Em primeiro lugar, é importante destacar a ineficiência governamental com o bem-estar social. Nesse viés, observa-se que atualmente o pouco investimento em saúde, não é suficiente para atender toda a população. Tal fenômeno comprova-se por meio de dados do Ministério da Saúde (MS), o qual prevê que no ano de 2019, foram destinados apenas 9,2% do PIB ( Produto interno bruto) para a saúde. Devido a isso, ocorre a falta de profissionais qualificados, equipamentos e locais de atendimento, como postos de saúde, essenciais para o tratamento dos pacientes. Diante dos fatos, torna-se imprescindível ações do Estado para amenizar a problemática.

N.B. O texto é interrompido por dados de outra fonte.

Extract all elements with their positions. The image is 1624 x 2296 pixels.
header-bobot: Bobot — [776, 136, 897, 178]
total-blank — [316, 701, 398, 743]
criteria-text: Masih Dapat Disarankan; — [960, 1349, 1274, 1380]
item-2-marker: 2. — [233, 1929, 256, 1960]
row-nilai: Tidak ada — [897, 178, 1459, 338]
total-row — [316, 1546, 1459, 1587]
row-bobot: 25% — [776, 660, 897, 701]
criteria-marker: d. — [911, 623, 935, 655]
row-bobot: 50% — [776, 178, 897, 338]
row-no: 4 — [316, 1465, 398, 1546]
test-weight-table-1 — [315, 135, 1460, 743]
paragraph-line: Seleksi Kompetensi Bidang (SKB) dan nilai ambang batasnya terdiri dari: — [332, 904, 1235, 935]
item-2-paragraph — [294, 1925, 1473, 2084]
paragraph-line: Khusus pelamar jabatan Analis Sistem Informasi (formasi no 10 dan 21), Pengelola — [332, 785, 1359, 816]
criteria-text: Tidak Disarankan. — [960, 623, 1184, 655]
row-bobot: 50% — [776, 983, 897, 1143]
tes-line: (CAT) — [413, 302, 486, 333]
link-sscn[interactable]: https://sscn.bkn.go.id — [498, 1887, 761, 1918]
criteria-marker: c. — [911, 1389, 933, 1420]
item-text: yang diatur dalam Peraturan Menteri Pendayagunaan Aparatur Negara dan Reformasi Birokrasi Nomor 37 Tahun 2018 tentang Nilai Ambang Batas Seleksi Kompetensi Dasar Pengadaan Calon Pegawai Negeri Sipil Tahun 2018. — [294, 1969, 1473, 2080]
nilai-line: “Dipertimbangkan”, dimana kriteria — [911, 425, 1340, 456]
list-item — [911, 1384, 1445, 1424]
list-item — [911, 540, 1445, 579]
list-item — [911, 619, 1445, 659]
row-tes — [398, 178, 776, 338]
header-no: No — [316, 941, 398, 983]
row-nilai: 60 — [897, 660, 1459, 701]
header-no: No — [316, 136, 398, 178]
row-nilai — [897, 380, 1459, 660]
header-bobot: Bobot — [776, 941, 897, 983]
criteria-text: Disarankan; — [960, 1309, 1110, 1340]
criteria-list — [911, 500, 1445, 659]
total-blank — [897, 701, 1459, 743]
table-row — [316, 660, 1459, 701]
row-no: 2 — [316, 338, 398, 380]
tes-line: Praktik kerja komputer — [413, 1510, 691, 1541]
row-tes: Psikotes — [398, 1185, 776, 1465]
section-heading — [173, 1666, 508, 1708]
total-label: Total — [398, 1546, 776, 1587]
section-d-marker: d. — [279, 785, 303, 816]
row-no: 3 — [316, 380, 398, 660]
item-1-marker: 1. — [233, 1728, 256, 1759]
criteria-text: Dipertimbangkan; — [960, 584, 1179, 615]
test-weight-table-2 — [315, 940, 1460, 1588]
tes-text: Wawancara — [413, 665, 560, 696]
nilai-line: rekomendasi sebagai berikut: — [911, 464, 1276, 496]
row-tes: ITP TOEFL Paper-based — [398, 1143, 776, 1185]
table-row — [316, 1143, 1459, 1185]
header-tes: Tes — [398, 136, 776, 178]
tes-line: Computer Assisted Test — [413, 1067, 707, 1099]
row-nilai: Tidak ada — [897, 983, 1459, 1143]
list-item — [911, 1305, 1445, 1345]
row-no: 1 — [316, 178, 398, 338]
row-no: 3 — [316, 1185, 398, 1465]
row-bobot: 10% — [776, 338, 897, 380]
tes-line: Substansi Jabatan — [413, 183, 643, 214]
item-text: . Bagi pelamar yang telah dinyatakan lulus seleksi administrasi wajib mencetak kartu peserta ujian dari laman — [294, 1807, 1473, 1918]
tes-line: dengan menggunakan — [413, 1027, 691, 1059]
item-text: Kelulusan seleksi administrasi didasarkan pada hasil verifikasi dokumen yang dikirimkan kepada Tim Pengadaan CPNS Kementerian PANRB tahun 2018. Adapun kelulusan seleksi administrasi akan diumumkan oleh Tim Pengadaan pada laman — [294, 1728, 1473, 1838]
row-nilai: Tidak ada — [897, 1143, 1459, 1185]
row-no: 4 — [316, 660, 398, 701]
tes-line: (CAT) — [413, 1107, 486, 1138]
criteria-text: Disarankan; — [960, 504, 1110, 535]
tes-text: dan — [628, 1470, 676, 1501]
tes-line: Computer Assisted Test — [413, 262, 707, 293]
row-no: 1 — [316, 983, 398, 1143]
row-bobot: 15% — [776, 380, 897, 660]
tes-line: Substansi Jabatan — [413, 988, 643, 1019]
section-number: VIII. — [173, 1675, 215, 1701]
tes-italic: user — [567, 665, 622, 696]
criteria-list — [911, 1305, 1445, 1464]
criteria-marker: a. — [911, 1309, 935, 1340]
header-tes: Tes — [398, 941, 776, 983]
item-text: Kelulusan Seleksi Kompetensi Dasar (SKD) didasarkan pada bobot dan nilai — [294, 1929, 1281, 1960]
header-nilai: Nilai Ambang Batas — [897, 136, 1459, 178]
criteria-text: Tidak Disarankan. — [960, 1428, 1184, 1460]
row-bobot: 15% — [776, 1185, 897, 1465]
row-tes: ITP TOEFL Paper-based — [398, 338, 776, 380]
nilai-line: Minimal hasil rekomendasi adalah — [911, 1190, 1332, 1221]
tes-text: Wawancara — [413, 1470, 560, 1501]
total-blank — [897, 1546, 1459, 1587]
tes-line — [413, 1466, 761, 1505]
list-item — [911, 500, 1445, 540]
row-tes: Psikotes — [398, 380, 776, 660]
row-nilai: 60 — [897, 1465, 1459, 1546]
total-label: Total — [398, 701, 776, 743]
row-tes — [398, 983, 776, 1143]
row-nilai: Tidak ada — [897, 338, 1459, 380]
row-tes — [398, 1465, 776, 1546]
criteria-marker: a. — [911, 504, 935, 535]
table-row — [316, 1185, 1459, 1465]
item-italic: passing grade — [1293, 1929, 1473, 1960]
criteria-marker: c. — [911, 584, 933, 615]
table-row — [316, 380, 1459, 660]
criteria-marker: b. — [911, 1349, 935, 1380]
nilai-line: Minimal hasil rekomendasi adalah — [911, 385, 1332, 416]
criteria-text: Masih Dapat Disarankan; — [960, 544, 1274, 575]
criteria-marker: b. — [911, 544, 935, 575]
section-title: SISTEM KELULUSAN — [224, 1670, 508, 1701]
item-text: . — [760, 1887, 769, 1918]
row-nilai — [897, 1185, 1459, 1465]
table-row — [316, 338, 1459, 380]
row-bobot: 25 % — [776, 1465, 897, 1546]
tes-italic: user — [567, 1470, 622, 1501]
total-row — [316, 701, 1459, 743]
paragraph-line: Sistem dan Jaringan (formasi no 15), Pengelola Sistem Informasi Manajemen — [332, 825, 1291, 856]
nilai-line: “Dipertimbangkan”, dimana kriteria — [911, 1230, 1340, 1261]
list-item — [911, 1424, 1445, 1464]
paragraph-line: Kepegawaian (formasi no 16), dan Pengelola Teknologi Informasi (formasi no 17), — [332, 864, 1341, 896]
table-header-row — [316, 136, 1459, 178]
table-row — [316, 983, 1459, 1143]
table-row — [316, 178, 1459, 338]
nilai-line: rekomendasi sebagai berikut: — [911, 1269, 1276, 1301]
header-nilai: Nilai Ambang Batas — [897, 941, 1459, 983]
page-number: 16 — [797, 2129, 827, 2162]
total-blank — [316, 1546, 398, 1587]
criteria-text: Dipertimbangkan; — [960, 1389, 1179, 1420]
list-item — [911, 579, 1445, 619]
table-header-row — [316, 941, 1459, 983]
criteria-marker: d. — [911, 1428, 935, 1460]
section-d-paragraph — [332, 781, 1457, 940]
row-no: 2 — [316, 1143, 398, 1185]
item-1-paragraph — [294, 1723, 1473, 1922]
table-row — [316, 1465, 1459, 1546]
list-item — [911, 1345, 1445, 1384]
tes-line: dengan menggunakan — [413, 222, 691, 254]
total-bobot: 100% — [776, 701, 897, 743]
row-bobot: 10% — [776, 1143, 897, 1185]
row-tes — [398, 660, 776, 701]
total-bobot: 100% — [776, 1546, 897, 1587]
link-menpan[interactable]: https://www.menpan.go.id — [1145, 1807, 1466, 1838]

Por conseguinte, é válido ressaltar a falta de atendimento aos cidadãos. Diante desse contexto, o sociólogo Zygmunt Bauman, atribuiu de “modernidade líquida,” a contemporaneidade, na qual tudo se transforma nada é estático, assim, os acontecimentos são incertos. Nessa lógica, muitos indivíduos podem precisar do SUS ( Sistema Único de Saúde) ao mesmo tempo, causando, por exemplo, a superlotação dos hospitais e postos de saúde. Consequentemente, muitas pessoas ficam em estado de penúria e muitas vezes chegam a óbito, por falta de infraestrutura básica para atender uma grande quantidade de pessoas ao mesmo tempo. Dessa forma, é substancial que órgãos públicos tomem providências para reverter tal panorama social.
Em síntese, a observação dos fatos presentes na sociedade reflete a urgência de viabilizar medidas para mitigar esse quadro caótico. Portanto, cabe ao Ministério da Saúde (MS), por meio de verbas governamentais, priorizar a saúde pública nos investimentos do Estado, promovendo a construção de mais locais de atendimento com equipamentos adequados e profissionais qualificados, principalmente nas regiões mais periféricas onde maioria das pessoas só dependem do SUS para efetuar tratamentos, a fim de que todos os indivíduos possam ter acesso a saúde de forma igualitária. Enfim, a partir dessas ações será possível impelir uma coletividade na sociedade fiel aos ideais da Declaração Universal dos Direitos Humanos.